One of the projects I'm working on is to use it to connect a web form where end-users will enter in data. This data will go from API Gateway to a mainframe, and then the mainframe will take that data, combine it with other data sets, massage it, and send the answer back in the form of a PDF.
We're looking to do a couple of things with API Gateway. The first one is that we're moving from a 24-hour batch process using Managed File Transfer to API Gateway where our transactions are in minutes or less, rather than every 24 hours.
The other thing is that by using API Gateway, we are now enabled to institute some very strong security modes, not only for authentication but also for authorization. We're going to use a single sign-on product for authentication, and once that's done, API Gateway is a policy manual that will securely regulate what data sets people are actually able to see or query, or send data to. For example, in today's situation, someone can query the mainframe for information, even though they have no business asking for that info. It is a 15-year-old setup, and security wasn't in everybody's mind at the time, and the tools were very hard.

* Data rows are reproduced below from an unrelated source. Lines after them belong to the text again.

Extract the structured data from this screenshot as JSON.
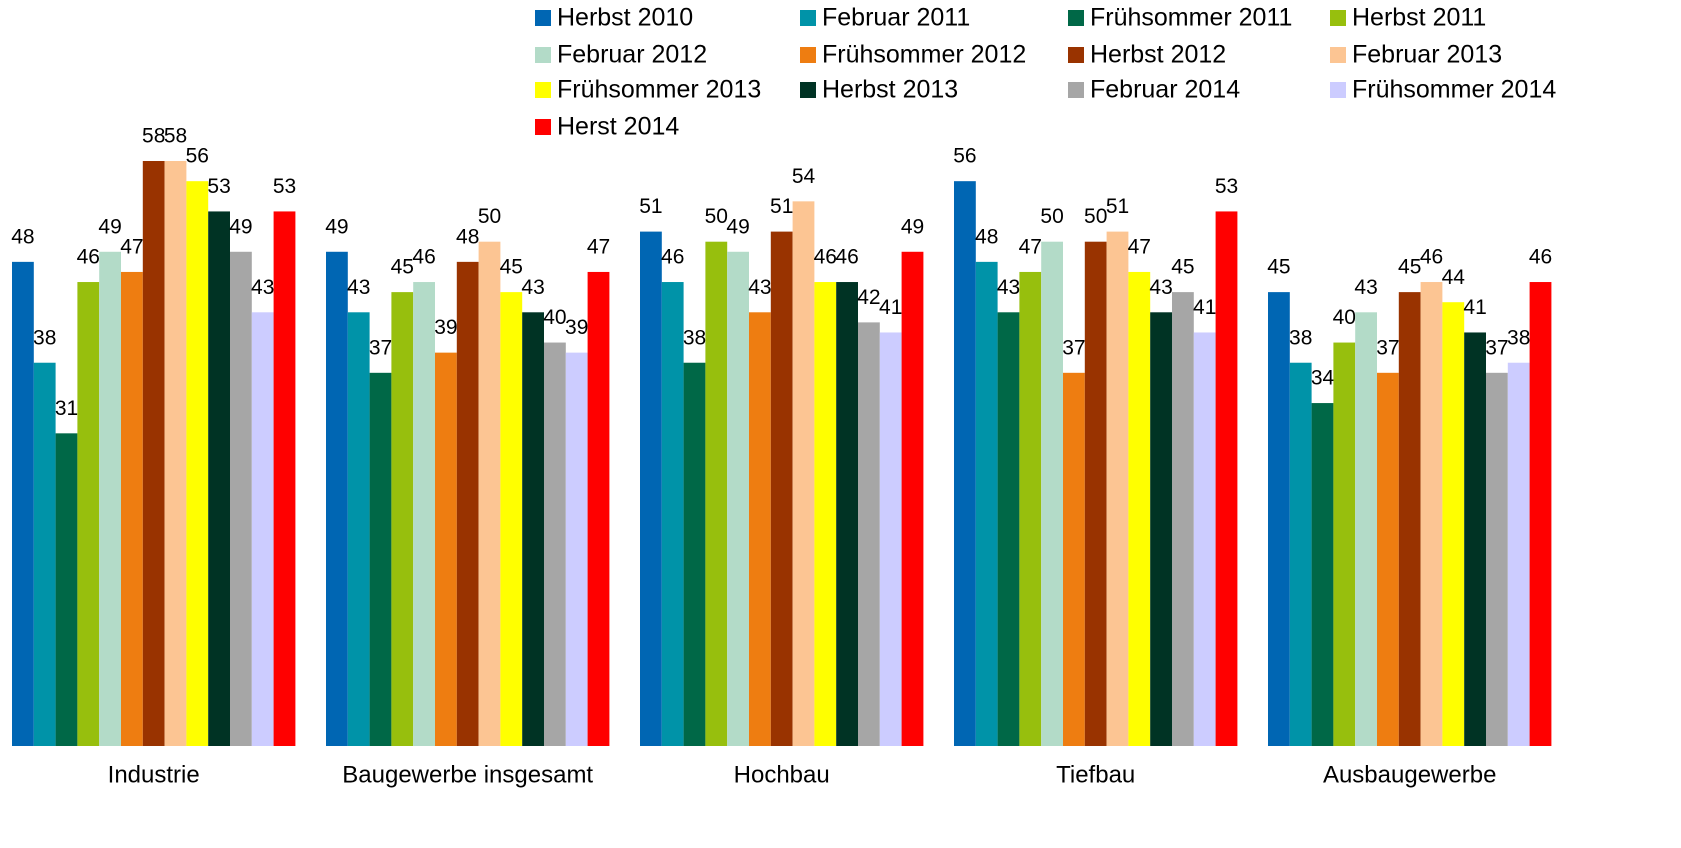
{
  "chart_data": {
    "type": "bar",
    "categories": [
      "Industrie",
      "Baugewerbe insgesamt",
      "Hochbau",
      "Tiefbau",
      "Ausbaugewerbe"
    ],
    "series": [
      {
        "name": "Herbst 2010",
        "color": "#0066b3",
        "values": [
          48,
          49,
          51,
          56,
          45
        ]
      },
      {
        "name": "Februar 2011",
        "color": "#0093a8",
        "values": [
          38,
          43,
          46,
          48,
          38
        ]
      },
      {
        "name": "Frühsommer 2011",
        "color": "#006847",
        "values": [
          31,
          37,
          38,
          43,
          34
        ]
      },
      {
        "name": "Herbst 2011",
        "color": "#97bf0d",
        "values": [
          46,
          45,
          50,
          47,
          40
        ]
      },
      {
        "name": "Februar 2012",
        "color": "#b3dbc8",
        "values": [
          49,
          46,
          49,
          50,
          43
        ]
      },
      {
        "name": "Frühsommer 2012",
        "color": "#ee7d11",
        "values": [
          47,
          39,
          43,
          37,
          37
        ]
      },
      {
        "name": "Herbst 2012",
        "color": "#993300",
        "values": [
          58,
          48,
          51,
          50,
          45
        ]
      },
      {
        "name": "Februar 2013",
        "color": "#fcc593",
        "values": [
          58,
          50,
          54,
          51,
          46
        ]
      },
      {
        "name": "Frühsommer 2013",
        "color": "#ffff00",
        "values": [
          56,
          45,
          46,
          47,
          44
        ]
      },
      {
        "name": "Herbst 2013",
        "color": "#003324",
        "values": [
          53,
          43,
          46,
          43,
          41
        ]
      },
      {
        "name": "Februar 2014",
        "color": "#a6a6a6",
        "values": [
          49,
          40,
          42,
          45,
          37
        ]
      },
      {
        "name": "Frühsommer 2014",
        "color": "#ccccff",
        "values": [
          43,
          39,
          41,
          41,
          38
        ]
      },
      {
        "name": "Herst 2014",
        "color": "#ff0000",
        "values": [
          53,
          47,
          49,
          53,
          46
        ]
      }
    ]
  }
}
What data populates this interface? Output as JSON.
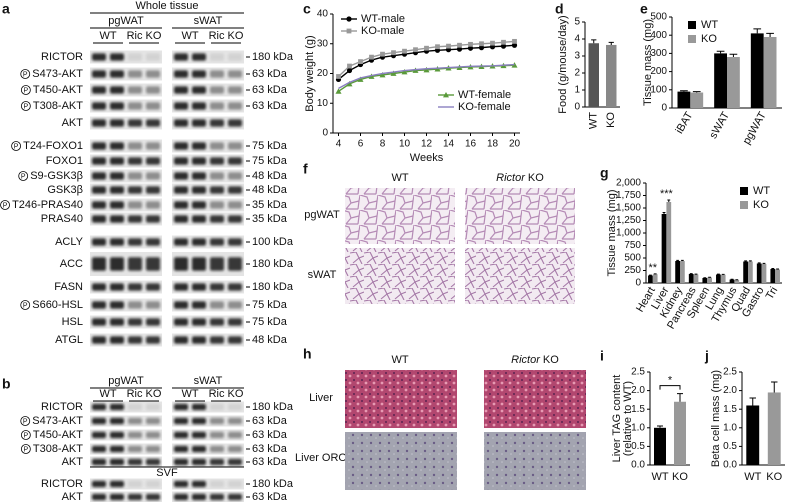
{
  "chart_data": [
    {
      "type": "line",
      "letter": "c",
      "ylabel": "Body weight (g)",
      "xlabel": "Weeks",
      "x": [
        4,
        5,
        6,
        7,
        8,
        9,
        10,
        11,
        12,
        13,
        14,
        15,
        16,
        17,
        18,
        19,
        20
      ],
      "xlim": [
        3.5,
        20.5
      ],
      "xticks": [
        4,
        6,
        8,
        10,
        12,
        14,
        16,
        18,
        20
      ],
      "ylim": [
        0,
        40
      ],
      "yticks": [
        0,
        10,
        20,
        30,
        40
      ],
      "legend": "upper left",
      "series": [
        {
          "name": "WT-male",
          "color": "#000000",
          "marker": "circle",
          "values": [
            18,
            21,
            23,
            24.5,
            25.5,
            26,
            26.5,
            27,
            27.5,
            27.8,
            28,
            28.2,
            28.5,
            28.7,
            29,
            29.2,
            29.5
          ]
        },
        {
          "name": "KO-male",
          "color": "#999999",
          "marker": "square",
          "values": [
            19,
            22.5,
            24,
            25.5,
            26.5,
            27,
            27.5,
            28,
            28.5,
            29,
            29.2,
            29.5,
            29.8,
            30,
            30.2,
            30.5,
            30.8
          ]
        },
        {
          "name": "WT-female",
          "color": "#5a9a3a",
          "marker": "triangle",
          "values": [
            14,
            16.5,
            18,
            19,
            19.5,
            20,
            20.5,
            21,
            21.2,
            21.5,
            21.8,
            22,
            22.2,
            22.3,
            22.5,
            22.6,
            22.8
          ]
        },
        {
          "name": "KO-female",
          "color": "#8a7fc0",
          "marker": "none",
          "values": [
            15,
            17,
            18.5,
            19.3,
            20,
            20.5,
            21,
            21.3,
            21.6,
            21.8,
            22,
            22.2,
            22.4,
            22.5,
            22.6,
            22.8,
            23
          ]
        }
      ]
    },
    {
      "type": "bar",
      "letter": "d",
      "ylabel": "Food (g/mouse/day)",
      "categories": [
        "WT",
        "KO"
      ],
      "values": [
        3.75,
        3.65
      ],
      "errors": [
        0.2,
        0.15
      ],
      "colors": [
        "#555555",
        "#888888"
      ],
      "ylim": [
        0,
        5
      ],
      "yticks": [
        0,
        1,
        2,
        3,
        4,
        5
      ]
    },
    {
      "type": "bar",
      "letter": "e",
      "ylabel": "Tissue mass (mg)",
      "categories": [
        "iBAT",
        "sWAT",
        "pgWAT"
      ],
      "ylim": [
        0,
        500
      ],
      "yticks": [
        0,
        100,
        200,
        300,
        400,
        500
      ],
      "legend": "upper left",
      "series": [
        {
          "name": "WT",
          "color": "#000000",
          "values": [
            90,
            300,
            410
          ],
          "errors": [
            5,
            12,
            25
          ]
        },
        {
          "name": "KO",
          "color": "#999999",
          "values": [
            85,
            280,
            390
          ],
          "errors": [
            5,
            15,
            20
          ]
        }
      ]
    },
    {
      "type": "bar",
      "letter": "g",
      "ylabel": "Tissue mass (mg)",
      "categories": [
        "Heart",
        "Liver",
        "Kidney",
        "Pancreas",
        "Spleen",
        "Lung",
        "Thymus",
        "Quad",
        "Gastro",
        "Tri"
      ],
      "ylim": [
        0,
        2000
      ],
      "yticks": [
        0,
        250,
        500,
        750,
        {
          "value": 1000,
          "label": "1,000"
        },
        {
          "value": 1250,
          "label": "1,250"
        },
        {
          "value": 1500,
          "label": "1,500"
        },
        {
          "value": 1750,
          "label": "1,750"
        },
        {
          "value": 2000,
          "label": "2,000"
        }
      ],
      "legend": "upper right",
      "series": [
        {
          "name": "WT",
          "color": "#000000",
          "values": [
            150,
            1380,
            440,
            180,
            100,
            170,
            70,
            430,
            390,
            280
          ],
          "errors": [
            8,
            30,
            12,
            8,
            6,
            8,
            6,
            12,
            12,
            10
          ]
        },
        {
          "name": "KO",
          "color": "#999999",
          "values": [
            175,
            1620,
            440,
            170,
            110,
            165,
            60,
            430,
            380,
            270
          ],
          "errors": [
            8,
            40,
            12,
            8,
            6,
            8,
            6,
            12,
            12,
            10
          ]
        }
      ],
      "annotations": [
        {
          "text": "**",
          "category": "Heart"
        },
        {
          "text": "***",
          "category": "Liver"
        }
      ]
    },
    {
      "type": "bar",
      "letter": "i",
      "ylabel": [
        "Liver TAG content",
        "(relative to WT)"
      ],
      "categories": [
        "WT",
        "KO"
      ],
      "values": [
        1.0,
        1.7
      ],
      "errors": [
        0.05,
        0.22
      ],
      "colors": [
        "#000000",
        "#999999"
      ],
      "ylim": [
        0,
        2.5
      ],
      "yticks": [
        {
          "value": 0,
          "label": "0.0"
        },
        0.5,
        {
          "value": 1,
          "label": "1.0"
        },
        1.5,
        {
          "value": 2,
          "label": "2.0"
        },
        2.5
      ],
      "annotations": [
        {
          "text": "*",
          "between": [
            "WT",
            "KO"
          ]
        }
      ]
    },
    {
      "type": "bar",
      "letter": "j",
      "ylabel": "Beta cell mass (mg)",
      "categories": [
        "WT",
        "KO"
      ],
      "values": [
        1.6,
        1.95
      ],
      "errors": [
        0.2,
        0.28
      ],
      "colors": [
        "#000000",
        "#999999"
      ],
      "ylim": [
        0,
        2.5
      ],
      "yticks": [
        {
          "value": 0,
          "label": "0.0"
        },
        0.5,
        {
          "value": 1,
          "label": "1.0"
        },
        1.5,
        {
          "value": 2,
          "label": "2.0"
        },
        2.5
      ]
    }
  ],
  "blot_a": {
    "letter": "a",
    "header": "Whole tissue",
    "phospho_symbol": "P",
    "groups": [
      "pgWAT",
      "sWAT"
    ],
    "lanes": [
      "WT",
      "Ric KO"
    ],
    "rows": [
      {
        "label": "RICTOR",
        "kda": "180 kDa"
      },
      {
        "label": "S473-AKT",
        "phospho": true,
        "kda": "63 kDa"
      },
      {
        "label": "T450-AKT",
        "phospho": true,
        "kda": "63 kDa"
      },
      {
        "label": "T308-AKT",
        "phospho": true,
        "kda": "63 kDa"
      },
      {
        "label": "AKT"
      },
      {
        "label": "T24-FOXO1",
        "phospho": true,
        "kda": "75 kDa"
      },
      {
        "label": "FOXO1",
        "kda": "75 kDa"
      },
      {
        "label": "S9-GSK3β",
        "phospho": true,
        "kda": "48 kDa"
      },
      {
        "label": "GSK3β",
        "kda": "48 kDa"
      },
      {
        "label": "T246-PRAS40",
        "phospho": true,
        "kda": "35 kDa"
      },
      {
        "label": "PRAS40",
        "kda": "35 kDa"
      },
      {
        "label": "ACLY",
        "kda": "100 kDa"
      },
      {
        "label": "ACC",
        "kda": "180 kDa"
      },
      {
        "label": "FASN",
        "kda": "180 kDa"
      },
      {
        "label": "S660-HSL",
        "phospho": true,
        "kda": "75 kDa"
      },
      {
        "label": "HSL",
        "kda": "75 kDa"
      },
      {
        "label": "ATGL",
        "kda": "48 kDa"
      }
    ]
  },
  "blot_b": {
    "letter": "b",
    "phospho_symbol": "P",
    "groups": [
      "pgWAT",
      "sWAT"
    ],
    "lanes": [
      "WT",
      "Ric KO"
    ],
    "rows": [
      {
        "label": "RICTOR",
        "kda": "180 kDa"
      },
      {
        "label": "S473-AKT",
        "phospho": true,
        "kda": "63 kDa"
      },
      {
        "label": "T450-AKT",
        "phospho": true,
        "kda": "63 kDa"
      },
      {
        "label": "T308-AKT",
        "phospho": true,
        "kda": "63 kDa"
      },
      {
        "label": "AKT",
        "kda": "63 kDa"
      }
    ],
    "divider": "SVF",
    "rows_after": [
      {
        "label": "RICTOR",
        "kda": "180 kDa"
      },
      {
        "label": "AKT",
        "kda": "63 kDa"
      }
    ]
  },
  "histology_f": {
    "letter": "f",
    "columns": [
      "WT",
      {
        "gene": "Rictor",
        "suffix": "KO"
      }
    ],
    "rows": [
      "pgWAT",
      "sWAT"
    ]
  },
  "histology_h": {
    "letter": "h",
    "columns": [
      "WT",
      {
        "gene": "Rictor",
        "suffix": "KO"
      }
    ],
    "rows": [
      "Liver",
      "Liver ORO"
    ]
  }
}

Because API Gateway is a policy engine, I can apply policies that can say, "All right, you have to be from a certain company or a certain zip code, or certainly from the state of California before we will even accept your query." After that, we're going to inspect that query to say, "Okay, you are somebody who is working with this type of data, so we are going to allow you to send in your information and query the system for the information that we know you're authorized to see." We can also say, "Are you coming from an appropriate IP address at an appropriate day and time of day?" In other words, if your IP address is coming from a foreign country and it is Saturday morning at 1:00 AM, we know that's not normal. So, we would block that.
I'm working with the most recent version. It is a cloud solution.